Bien avant d'apercevoir Mamoudzou, on voit le lagon. La barrière de corail dessine un trait d'écume à l'horizon, puis l'eau vire du bleu profond au vert jade à mesure que le navire franchit la passe. Mayotte, département français posé entre Madagascar et le Mozambique, s'entoure d'un lagon de plus de 1 000 kilomètres carrés, parmi les plus vastes de la planète. Les paquebots y mouillent au large et les annexes déposent les passagers au cœur de la capitale mahoraise.
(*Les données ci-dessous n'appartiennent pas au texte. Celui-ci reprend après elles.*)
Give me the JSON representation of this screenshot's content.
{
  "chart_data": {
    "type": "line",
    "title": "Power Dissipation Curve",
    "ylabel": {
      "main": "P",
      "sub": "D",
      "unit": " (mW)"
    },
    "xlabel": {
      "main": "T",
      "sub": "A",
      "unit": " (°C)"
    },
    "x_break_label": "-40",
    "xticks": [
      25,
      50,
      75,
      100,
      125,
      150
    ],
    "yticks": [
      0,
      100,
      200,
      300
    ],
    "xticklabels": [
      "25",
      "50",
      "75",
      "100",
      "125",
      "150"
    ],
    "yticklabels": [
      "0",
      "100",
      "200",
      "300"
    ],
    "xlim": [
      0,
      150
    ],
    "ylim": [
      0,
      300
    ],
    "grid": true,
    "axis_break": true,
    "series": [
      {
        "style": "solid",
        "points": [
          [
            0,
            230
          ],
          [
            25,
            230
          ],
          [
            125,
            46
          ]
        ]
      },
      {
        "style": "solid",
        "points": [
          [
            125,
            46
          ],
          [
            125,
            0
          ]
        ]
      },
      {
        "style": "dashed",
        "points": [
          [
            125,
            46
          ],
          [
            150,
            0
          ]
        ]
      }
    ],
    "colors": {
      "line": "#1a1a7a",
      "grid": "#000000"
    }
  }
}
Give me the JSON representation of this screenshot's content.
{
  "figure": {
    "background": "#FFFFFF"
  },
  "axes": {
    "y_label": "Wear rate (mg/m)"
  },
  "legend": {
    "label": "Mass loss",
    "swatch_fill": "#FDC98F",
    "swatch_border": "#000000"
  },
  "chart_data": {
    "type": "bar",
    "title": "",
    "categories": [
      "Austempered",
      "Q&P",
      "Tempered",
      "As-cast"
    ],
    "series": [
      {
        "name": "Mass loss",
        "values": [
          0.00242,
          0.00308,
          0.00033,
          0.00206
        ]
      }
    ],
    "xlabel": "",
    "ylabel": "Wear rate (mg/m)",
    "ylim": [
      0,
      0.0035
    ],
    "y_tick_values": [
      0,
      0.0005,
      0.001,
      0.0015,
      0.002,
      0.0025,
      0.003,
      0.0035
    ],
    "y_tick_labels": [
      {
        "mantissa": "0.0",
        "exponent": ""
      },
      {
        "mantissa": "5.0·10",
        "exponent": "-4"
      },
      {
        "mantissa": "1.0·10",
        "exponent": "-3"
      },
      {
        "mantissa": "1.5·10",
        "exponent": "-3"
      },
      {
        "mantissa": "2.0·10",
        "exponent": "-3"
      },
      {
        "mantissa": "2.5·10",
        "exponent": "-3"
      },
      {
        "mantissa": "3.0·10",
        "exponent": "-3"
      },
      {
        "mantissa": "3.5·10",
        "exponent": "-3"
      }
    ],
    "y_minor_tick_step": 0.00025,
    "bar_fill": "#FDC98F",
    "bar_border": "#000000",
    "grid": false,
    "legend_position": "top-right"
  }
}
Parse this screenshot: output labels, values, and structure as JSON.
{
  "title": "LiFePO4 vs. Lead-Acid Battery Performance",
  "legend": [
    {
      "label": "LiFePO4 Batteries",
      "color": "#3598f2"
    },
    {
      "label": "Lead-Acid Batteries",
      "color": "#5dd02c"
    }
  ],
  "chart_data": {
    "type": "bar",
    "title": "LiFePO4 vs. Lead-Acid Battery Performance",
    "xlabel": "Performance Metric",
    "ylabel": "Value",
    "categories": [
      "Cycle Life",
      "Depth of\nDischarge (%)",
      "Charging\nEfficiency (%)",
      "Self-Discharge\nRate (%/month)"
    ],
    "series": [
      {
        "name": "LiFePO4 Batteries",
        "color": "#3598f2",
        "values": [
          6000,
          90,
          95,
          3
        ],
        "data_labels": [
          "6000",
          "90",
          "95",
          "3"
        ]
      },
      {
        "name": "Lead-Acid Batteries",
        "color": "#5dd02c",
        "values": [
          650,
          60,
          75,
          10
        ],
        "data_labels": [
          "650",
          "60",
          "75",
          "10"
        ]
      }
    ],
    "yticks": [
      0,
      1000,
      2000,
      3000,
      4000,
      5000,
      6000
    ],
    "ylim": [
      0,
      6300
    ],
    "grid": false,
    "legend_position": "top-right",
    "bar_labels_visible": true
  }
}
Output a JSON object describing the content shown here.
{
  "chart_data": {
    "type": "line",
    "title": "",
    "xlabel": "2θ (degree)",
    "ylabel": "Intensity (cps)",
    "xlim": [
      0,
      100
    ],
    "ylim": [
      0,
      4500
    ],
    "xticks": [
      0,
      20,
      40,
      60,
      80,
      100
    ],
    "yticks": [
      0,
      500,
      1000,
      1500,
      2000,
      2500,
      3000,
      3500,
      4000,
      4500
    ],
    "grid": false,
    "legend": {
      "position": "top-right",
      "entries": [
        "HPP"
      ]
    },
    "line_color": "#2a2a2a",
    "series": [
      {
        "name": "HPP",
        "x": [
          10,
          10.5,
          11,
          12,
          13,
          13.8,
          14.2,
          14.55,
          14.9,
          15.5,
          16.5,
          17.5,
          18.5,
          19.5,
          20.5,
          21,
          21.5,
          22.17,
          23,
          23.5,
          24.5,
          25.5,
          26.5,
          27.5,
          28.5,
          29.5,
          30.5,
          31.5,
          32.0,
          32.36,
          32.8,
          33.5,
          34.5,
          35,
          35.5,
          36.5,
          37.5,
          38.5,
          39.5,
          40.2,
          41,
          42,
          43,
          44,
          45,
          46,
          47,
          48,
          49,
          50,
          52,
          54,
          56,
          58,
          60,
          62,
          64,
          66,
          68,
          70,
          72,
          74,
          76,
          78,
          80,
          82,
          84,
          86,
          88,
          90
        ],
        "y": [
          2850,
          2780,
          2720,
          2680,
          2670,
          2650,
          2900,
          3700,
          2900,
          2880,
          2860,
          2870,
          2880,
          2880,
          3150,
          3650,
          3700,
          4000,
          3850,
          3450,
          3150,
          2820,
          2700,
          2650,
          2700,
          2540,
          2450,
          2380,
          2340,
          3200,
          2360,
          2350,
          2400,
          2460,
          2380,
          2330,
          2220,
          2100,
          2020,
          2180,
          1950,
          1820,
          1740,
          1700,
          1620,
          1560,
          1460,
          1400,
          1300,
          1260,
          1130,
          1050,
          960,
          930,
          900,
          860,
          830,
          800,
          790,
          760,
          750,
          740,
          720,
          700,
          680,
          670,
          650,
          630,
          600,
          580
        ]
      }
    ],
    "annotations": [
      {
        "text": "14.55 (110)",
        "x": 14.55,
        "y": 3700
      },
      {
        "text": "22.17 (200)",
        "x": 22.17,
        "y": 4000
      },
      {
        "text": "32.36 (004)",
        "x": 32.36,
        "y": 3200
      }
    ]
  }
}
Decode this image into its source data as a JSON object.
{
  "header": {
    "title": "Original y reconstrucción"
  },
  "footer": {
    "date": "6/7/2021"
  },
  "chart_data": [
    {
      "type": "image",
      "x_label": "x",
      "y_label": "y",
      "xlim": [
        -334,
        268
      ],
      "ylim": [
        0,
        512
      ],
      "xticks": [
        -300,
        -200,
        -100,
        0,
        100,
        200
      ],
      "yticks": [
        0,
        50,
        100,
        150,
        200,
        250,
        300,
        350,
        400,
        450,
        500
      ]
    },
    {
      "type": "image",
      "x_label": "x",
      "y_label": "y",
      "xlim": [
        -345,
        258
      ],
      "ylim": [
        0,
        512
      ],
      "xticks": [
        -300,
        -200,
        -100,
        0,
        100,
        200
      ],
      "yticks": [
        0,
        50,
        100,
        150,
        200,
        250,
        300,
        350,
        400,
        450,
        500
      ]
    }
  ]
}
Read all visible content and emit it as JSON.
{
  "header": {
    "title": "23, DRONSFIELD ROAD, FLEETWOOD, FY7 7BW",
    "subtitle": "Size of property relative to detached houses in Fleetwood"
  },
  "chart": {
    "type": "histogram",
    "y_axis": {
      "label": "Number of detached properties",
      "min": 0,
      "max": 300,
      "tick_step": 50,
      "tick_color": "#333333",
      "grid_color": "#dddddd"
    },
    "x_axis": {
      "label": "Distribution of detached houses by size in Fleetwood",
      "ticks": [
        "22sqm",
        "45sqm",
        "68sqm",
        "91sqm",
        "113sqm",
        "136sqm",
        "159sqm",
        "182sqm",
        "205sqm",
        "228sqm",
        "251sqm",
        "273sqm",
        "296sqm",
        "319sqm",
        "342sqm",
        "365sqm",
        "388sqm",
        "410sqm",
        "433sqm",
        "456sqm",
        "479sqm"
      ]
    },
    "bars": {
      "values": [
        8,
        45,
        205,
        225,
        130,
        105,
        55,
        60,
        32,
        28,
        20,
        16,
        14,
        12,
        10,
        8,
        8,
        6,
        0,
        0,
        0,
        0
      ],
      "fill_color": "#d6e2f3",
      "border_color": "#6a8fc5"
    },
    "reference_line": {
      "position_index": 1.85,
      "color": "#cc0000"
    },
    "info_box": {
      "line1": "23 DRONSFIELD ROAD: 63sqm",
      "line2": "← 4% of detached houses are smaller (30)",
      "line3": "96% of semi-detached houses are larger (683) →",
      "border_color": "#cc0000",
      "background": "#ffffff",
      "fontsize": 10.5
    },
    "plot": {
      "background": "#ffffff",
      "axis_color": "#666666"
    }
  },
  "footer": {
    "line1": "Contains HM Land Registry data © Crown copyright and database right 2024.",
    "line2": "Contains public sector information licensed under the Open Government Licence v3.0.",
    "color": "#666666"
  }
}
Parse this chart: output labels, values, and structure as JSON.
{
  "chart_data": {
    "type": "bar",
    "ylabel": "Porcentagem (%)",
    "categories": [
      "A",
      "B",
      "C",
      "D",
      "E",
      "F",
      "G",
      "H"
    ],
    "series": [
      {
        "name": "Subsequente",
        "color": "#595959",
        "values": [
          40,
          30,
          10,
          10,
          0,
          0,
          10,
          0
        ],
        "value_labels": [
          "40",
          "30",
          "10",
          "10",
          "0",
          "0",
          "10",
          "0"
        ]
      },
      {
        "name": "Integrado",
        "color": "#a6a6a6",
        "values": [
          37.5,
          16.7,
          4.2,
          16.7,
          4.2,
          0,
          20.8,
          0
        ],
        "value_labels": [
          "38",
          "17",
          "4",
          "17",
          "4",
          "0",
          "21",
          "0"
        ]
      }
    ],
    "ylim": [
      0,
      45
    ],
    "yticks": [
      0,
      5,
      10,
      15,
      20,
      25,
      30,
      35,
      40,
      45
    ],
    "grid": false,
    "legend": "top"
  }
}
Le marché, première immersion

À quelques pas du débarcadère, le marché couvert de Mamoudzou donne le ton de la journée : pyramides de mangues et de bananes plantain, sacs d'épices, vanille en gousses, tissus aux motifs éclatants que les femmes portent noués en salouva. On y entend le shimaoré, le français et le kibushi se répondre d'un étal à l'autre. Les billets en euros simplifient les achats, dépaysement garanti sans bureau de change.

La barge vers Petite-Terre

L'excursion la plus simple tient en une traversée de quinze à vingt minutes : la barge, institution locale, relie sans cesse Mamoudzou à Dzaoudzi, sur l'île de Petite-Terre. De là, on rejoint le lac Dziani, un cratère volcanique dont les eaux vert émeraude tranchent sur le bleu du large ; le sentier qui en fait le tour offre des vues plongeantes sur la double couleur du paysage. En contrebas, la plage de Moya reçoit les pontes de tortues, et les falaises sombres rappellent l'origine volcanique de l'archipel.

Tortues, dauphins et baleines

Le lagon reste la grande affaire d'une journée mahoraise. Les sorties en bateau croisent presque toujours des dauphins, et les palmes-masque-tuba révèlent des jardins de corail étonnamment préservés. Au sud de Grande-Terre, la plage de N'Gouja et la réserve de la pointe Saziley comptent parmi les meilleurs endroits au monde pour nager à quelques mètres des tortues vertes, qui broutent les herbiers en toute indifférence. D'août à septembre, les baleines à bosse viennent mettre bas dans ces eaux calmes, et leur souffle ponctue les traversées. Les excursions organisées depuis le navire restent la façon la plus sûre de couvrir ces distances dans le temps imparti.

Grande-Terre, côté relief

L'intérieur de Grande-Terre mérite plus qu'un regard depuis le pont. Les routes serpentent entre padzas de terre rouge et végétation dense, avec des échappées sur des baies où l'on aimerait s'attarder. Au sud se dresse le mont Choungui, pyramide verte dont la silhouette signe l'horizon mahorais ; son ascension exigeante se réserve aux marcheurs aguerris, mais sa seule présence organise le paysage. En chemin, les villages étirent leurs cases colorées le long de la route, les enfants saluent les autocars et les manguiers donnent l'ombre commune. C'est une France rurale et tropicale à la fois, qui ne ressemble à aucune autre.

L'île aux parfums

Mayotte doit son surnom à l'ylang-ylang, dont les fleurs jaunes, distillées ici depuis plus d'un siècle, entrent dans la composition des grands parfums. Certaines visites mènent aux plantations et aux alambics, entre baobabs et makis, ces petits lémuriens au regard rond qui n'hésitent pas à s'inviter au goûter. Ajoutez le riz coco, les brochettes de zébu et les samoussas vendus à la criée, et le tableau sensoriel de la journée est complet.

Cap sur le large

Quand le navire reprend le chenal, beaucoup de passagers restent sur le pont, à guetter un dernier souffle de baleine ou l'aileron d'un dauphin dans l'étrave. Mamoudzou s'estompe, la barrière de corail referme son anneau d'écume, et chacun comprend qu'il vient de traverser un monde à part : ni tout à fait l'Afrique, ni tout à fait la France, un fragment d'océan Indien qui vit à son propre rythme. Les cartes marines l'appellent Mayotte ; ceux qui y ont posé le pied disent simplement qu'ils y retourneront.